I feel that the canoes are still growing into the modern day and age and that sailing double-hulled canoes from place to place can be a great means of traveling and visiting different islands around Hawaii. The only thing is that we need people to look at the canoe in that way. Canoes are a usable way of transportation, not only a traditional way of preserving voyaging culture. One of the greatest things that I have gotten out of sailing on this leg is having the opportunity to sail and hear the stories from the legends of voyaging, like John Kruse and Billy Richards. I got to hear so many stories and lessons from them it seemed too good to be true. When I was growing up and training on Makali‘i, our voyaging canoe located in Kawaihae on Hawai‘i Island, those names were some of the big names that inspired young crew members like me. Now I get to sail to Samoa with them; it’s a dream come true.
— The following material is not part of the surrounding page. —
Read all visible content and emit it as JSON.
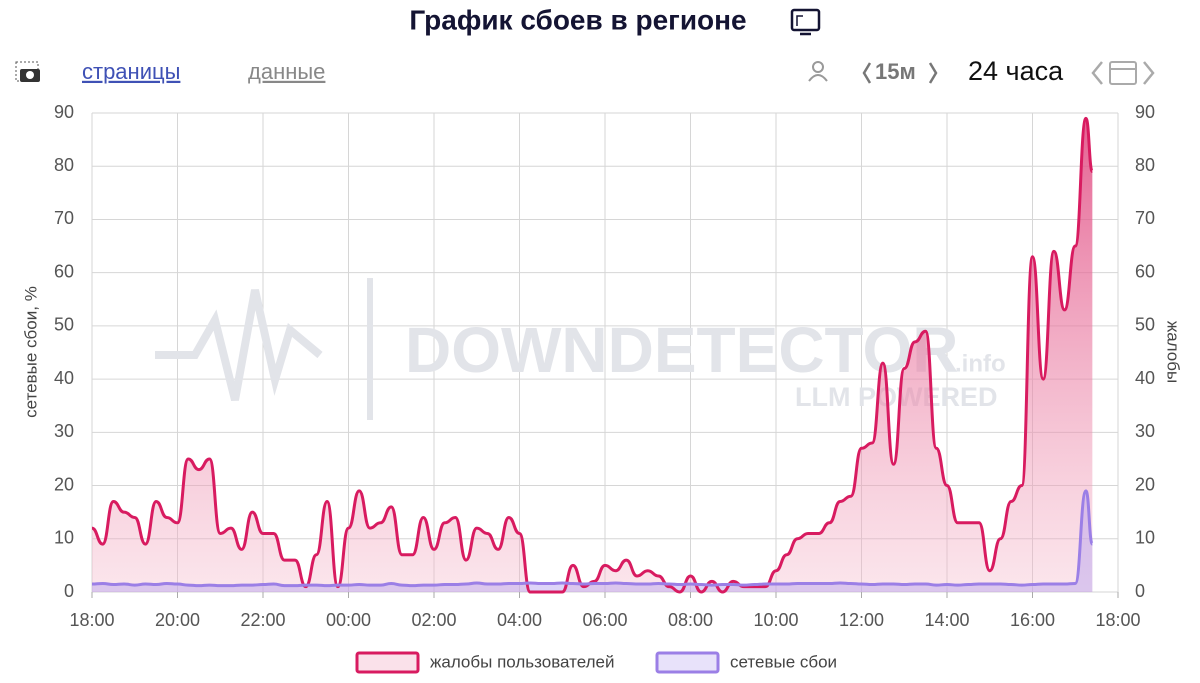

So for me, I would like to inspire others the way those legends inspired me to become the best crew member that I can be. Even those who are interested back at home to join the voyage, I hope are inspired to make the move to their nearest wa’a. We need more young crew members to step up and take the helm from those who have held up the traditions of the canoe. That is what keeps the traditions alive–not just knowing of their existence, but in the doing and perpetuating them. In conclusion I am honored to get this opportunity to sail my first voyage with some of my voyaging heroes, but I do strongly hope that more of us youth will jump on and share the amazing adventures and stories that are to be made at sea.